Ночь не спал — все думал: что-то сейчас делается на ручье. Может, уже попалась. Порой закрадывалось сомнение и опять сменялось уверенностью.
Утром подмывало пораньше отправиться с проверкой, но побоялся испортить дело.
— Коли удачно, так никуда не денется. А то пойдешь утром как бы не отпугнуть: ишь, зверина хитрая, знает цену своей шубе!
Вышел около полудня — едва дотерпел.
Дойти до ручья не пришлось. Рваный след зверя пересек путь охотника.
Попалась!
Теперь дело просто: с надежным капканом лисице далеко не уйти. Слышит старик, что неподалеку на дереве настойчиво трещит сорока.

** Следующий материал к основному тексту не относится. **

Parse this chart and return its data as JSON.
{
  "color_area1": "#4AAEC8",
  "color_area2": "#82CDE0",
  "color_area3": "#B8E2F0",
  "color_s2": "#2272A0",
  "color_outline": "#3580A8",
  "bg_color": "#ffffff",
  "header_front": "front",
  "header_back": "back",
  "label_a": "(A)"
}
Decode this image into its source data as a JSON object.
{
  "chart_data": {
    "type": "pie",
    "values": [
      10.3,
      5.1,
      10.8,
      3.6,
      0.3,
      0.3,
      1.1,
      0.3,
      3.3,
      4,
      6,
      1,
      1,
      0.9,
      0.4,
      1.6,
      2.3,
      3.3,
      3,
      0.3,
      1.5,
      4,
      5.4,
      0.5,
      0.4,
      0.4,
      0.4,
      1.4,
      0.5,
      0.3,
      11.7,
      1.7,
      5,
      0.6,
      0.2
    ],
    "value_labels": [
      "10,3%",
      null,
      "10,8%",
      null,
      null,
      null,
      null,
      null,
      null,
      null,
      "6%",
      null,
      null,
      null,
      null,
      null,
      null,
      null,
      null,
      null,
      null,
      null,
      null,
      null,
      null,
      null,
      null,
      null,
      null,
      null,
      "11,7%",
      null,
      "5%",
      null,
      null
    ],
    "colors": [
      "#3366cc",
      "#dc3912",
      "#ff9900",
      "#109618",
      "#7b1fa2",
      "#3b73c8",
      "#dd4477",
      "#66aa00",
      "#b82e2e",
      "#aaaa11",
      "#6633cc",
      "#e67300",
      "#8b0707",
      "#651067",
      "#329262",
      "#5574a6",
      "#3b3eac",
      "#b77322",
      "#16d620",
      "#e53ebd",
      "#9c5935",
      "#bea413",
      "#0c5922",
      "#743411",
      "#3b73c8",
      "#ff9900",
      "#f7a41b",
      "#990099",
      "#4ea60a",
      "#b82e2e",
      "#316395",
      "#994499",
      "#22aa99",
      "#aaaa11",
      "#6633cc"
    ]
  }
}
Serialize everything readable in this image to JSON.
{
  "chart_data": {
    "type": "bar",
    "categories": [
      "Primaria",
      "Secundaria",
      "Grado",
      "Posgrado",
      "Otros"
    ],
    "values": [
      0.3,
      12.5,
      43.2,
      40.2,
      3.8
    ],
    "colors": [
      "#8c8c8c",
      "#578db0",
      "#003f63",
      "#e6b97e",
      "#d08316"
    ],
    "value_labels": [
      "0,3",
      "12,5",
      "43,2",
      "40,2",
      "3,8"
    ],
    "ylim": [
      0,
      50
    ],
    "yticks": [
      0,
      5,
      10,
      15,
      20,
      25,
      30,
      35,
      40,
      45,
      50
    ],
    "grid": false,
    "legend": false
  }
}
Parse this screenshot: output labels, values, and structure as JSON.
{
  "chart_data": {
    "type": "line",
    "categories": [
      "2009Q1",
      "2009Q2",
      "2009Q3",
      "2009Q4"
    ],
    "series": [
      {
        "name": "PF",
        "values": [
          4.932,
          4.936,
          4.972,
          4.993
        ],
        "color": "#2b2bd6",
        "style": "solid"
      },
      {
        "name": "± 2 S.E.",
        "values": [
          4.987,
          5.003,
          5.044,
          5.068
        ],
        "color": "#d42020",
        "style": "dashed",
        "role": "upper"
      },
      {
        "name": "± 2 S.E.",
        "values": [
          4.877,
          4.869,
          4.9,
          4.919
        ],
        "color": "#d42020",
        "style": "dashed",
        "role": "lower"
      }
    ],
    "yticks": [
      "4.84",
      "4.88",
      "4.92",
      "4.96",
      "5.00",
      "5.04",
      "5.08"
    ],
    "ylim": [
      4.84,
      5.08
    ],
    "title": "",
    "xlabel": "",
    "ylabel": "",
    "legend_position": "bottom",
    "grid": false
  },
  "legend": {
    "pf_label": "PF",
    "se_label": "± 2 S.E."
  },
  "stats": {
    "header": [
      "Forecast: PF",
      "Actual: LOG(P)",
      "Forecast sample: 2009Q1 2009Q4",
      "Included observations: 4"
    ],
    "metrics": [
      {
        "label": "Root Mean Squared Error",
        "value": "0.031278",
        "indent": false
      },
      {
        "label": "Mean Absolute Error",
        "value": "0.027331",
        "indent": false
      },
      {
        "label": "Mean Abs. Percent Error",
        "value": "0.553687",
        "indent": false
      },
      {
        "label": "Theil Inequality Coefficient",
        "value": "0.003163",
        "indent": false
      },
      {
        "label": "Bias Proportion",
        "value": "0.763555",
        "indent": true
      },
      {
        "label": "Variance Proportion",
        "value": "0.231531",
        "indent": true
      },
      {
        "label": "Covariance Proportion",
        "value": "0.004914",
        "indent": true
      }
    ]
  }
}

Не было здесь сорок, а теперь откуда-то взялась: такая уж подлая птица — всегда вертится над тем, кто попал в беду, все равно — будь то зверь, птица или человек.
Впрочем и без сороки обойдется дело: след такой, что и слепому по нему итти нетрудно. Хоть и подмывало Федора Тимофеевича бежать по следу, но сдержался и, как подобает старому дельному охотнику, не торопясь, направился к добыче.
В куст, под корягу забился пойманный зверь, в предсмертном ужасе резко закричал и сразу смолк от удара палкой по переносью.
Долго сидел охотник над убитым зверем, все любовался: мех черный, как уголь, только на брюхе и на пахах буроватый оттенок, а по всему хребту, словно легкий серебристый налет, разбросаны искорки белых кончиков волос.
За всю свою долгую охотничью жизнь только двух таких лисиц видел старик, да и то шкурки.